In the line of fire | 5 years ago | October 5, 2001 | Dan Kennedy considered the role of the media in the war against terrorism.
“As the country lurches into a frightening and uncertain war against terrorism, the news media find themselves in an extraordinarily difficult position: wedged between a White House that would prefer to wage war in secret and a public that loathes the press.
“President Bush, in his address to Congress, made it clear that the coming military campaign — which may have already begun — will depend heavily on covert operations whose existence will remain hidden ‘even in success.’ At his side are Vice-President Dick Cheney and Secretary of State Colin Powell, two of the principal architects of military censorship during the 1991 Gulf War. And the public, which has conferred upon Bush a 90 percent approval rating in the aftermath of the September 11 attacks, can invariably be counted on to support the military against the media when it comes to what journalists still plaintively call ‘the public’s right to know.’ Witness last Friday’s report in USA Today that American and British special-operations units were already in Afghanistan — a report that some disparaged as irresponsible even though the news had already been carried in the Pakistani Press. . . .
“Right now, when the country is understandably frightened, it’s all too easy to say that the government and the military should be able to wage war the way they see fit, free from a meddlesome media. But the media are the public’s representatives, and their role in ferreting out the truth is absolutely crucial in a time of crisis. The media are the guardians of a public trust, guaranteed by the First Amendment.”
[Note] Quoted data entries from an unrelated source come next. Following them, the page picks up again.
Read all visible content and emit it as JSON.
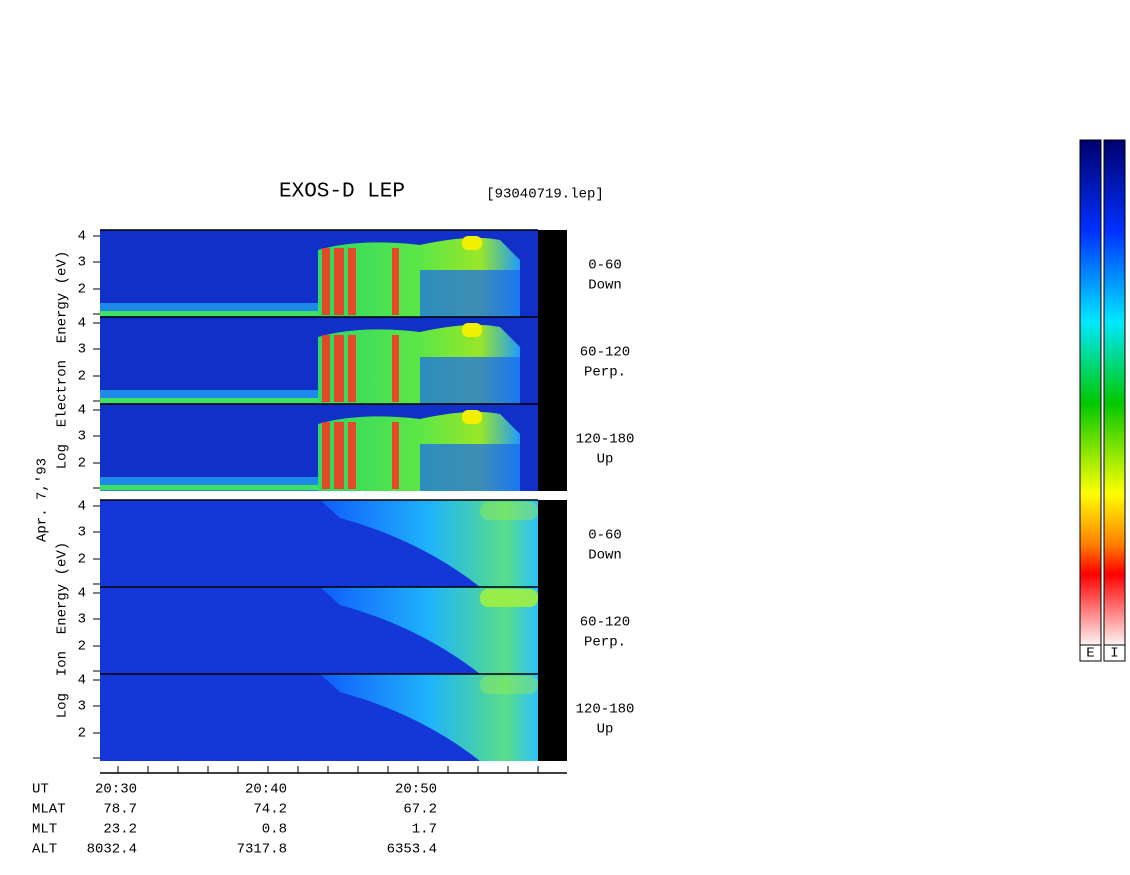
{
  "title": "EXOS-D LEP",
  "file": "[93040719.lep]",
  "date": "Apr. 7,'93",
  "electron_label": "Log  Electron  Energy (eV)",
  "ion_label": "Log  Ion  Energy (eV)",
  "panels": [
    {
      "species": "electron",
      "ticks": [
        4,
        3,
        2
      ],
      "angle": "0-60",
      "direction": "Down"
    },
    {
      "species": "electron",
      "ticks": [
        4,
        3,
        2
      ],
      "angle": "60-120",
      "direction": "Perp."
    },
    {
      "species": "electron",
      "ticks": [
        4,
        3,
        2
      ],
      "angle": "120-180",
      "direction": "Up"
    },
    {
      "species": "ion",
      "ticks": [
        4,
        3,
        2
      ],
      "angle": "0-60",
      "direction": "Down"
    },
    {
      "species": "ion",
      "ticks": [
        4,
        3,
        2
      ],
      "angle": "60-120",
      "direction": "Perp."
    },
    {
      "species": "ion",
      "ticks": [
        4,
        3,
        2
      ],
      "angle": "120-180",
      "direction": "Up"
    }
  ],
  "orbit": {
    "row_labels": [
      "UT",
      "MLAT",
      "MLT",
      "ALT"
    ],
    "columns": [
      [
        "20:30",
        "78.7",
        "23.2",
        "8032.4"
      ],
      [
        "20:40",
        "74.2",
        "0.8",
        "7317.8"
      ],
      [
        "20:50",
        "67.2",
        "1.7",
        "6353.4"
      ]
    ]
  },
  "colorbars": [
    "E",
    "I"
  ]
}
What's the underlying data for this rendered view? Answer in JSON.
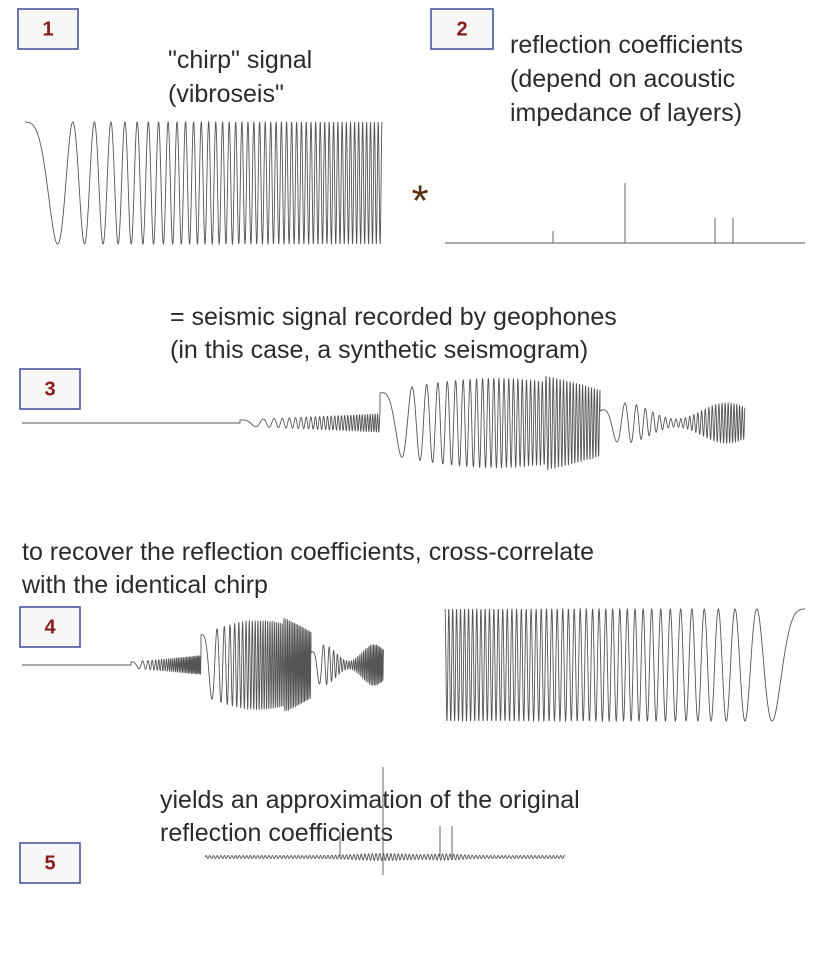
{
  "steps": [
    {
      "number": "1",
      "caption": [
        "\"chirp\" signal",
        "(vibroseis\""
      ]
    },
    {
      "number": "2",
      "caption": [
        "reflection coefficients",
        "(depend on acoustic",
        "impedance of layers)"
      ]
    },
    {
      "number": "3",
      "caption": [
        "= seismic signal recorded by geophones",
        "(in this case, a synthetic seismogram)"
      ]
    },
    {
      "number": "4",
      "caption": [
        "to recover the reflection coefficients, cross-correlate",
        "with the identical chirp"
      ]
    },
    {
      "number": "5",
      "caption": [
        "yields an approximation of the original",
        "reflection coefficients"
      ]
    }
  ],
  "operator": "*"
}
Don't be ashamed| 10 years ago | October 4, 1996 | Amanda Bichsel talked to the owner of a new porn shop in the South End.
“Blindfolds are perhaps the least naughty thing you will find at Eros Boutique on Tremont Street, in the heart of the South End. Sheila Rae, the young owner, opened the store seven months ago when she realized that there was no place in Boston where she could buy a vibrator without feeling sleazy or embarrassed. She felt that most of the porn shops downtown — in addition to being in unsafe areas — were simply too ‘hardcore,’ and frequented mostly by those who ‘already know what they’re doing.’
“That’s why Rae’s big on directions. The people she’s really hoping to attract to Eros are the neophytes, the people who would never venture downtown for sex toys — mainly because they have no idea how to use a double-dong harness and, yes, are afraid to ask. At Eros, you can ask, and Rae will tell you, much as she would tell a tourist how to get from Copley to Kenmore. If she doesn’t know, she’ll find out (or she’ll give you a battery and tell you to go sit in a corner and fiddle around, and see what happens).”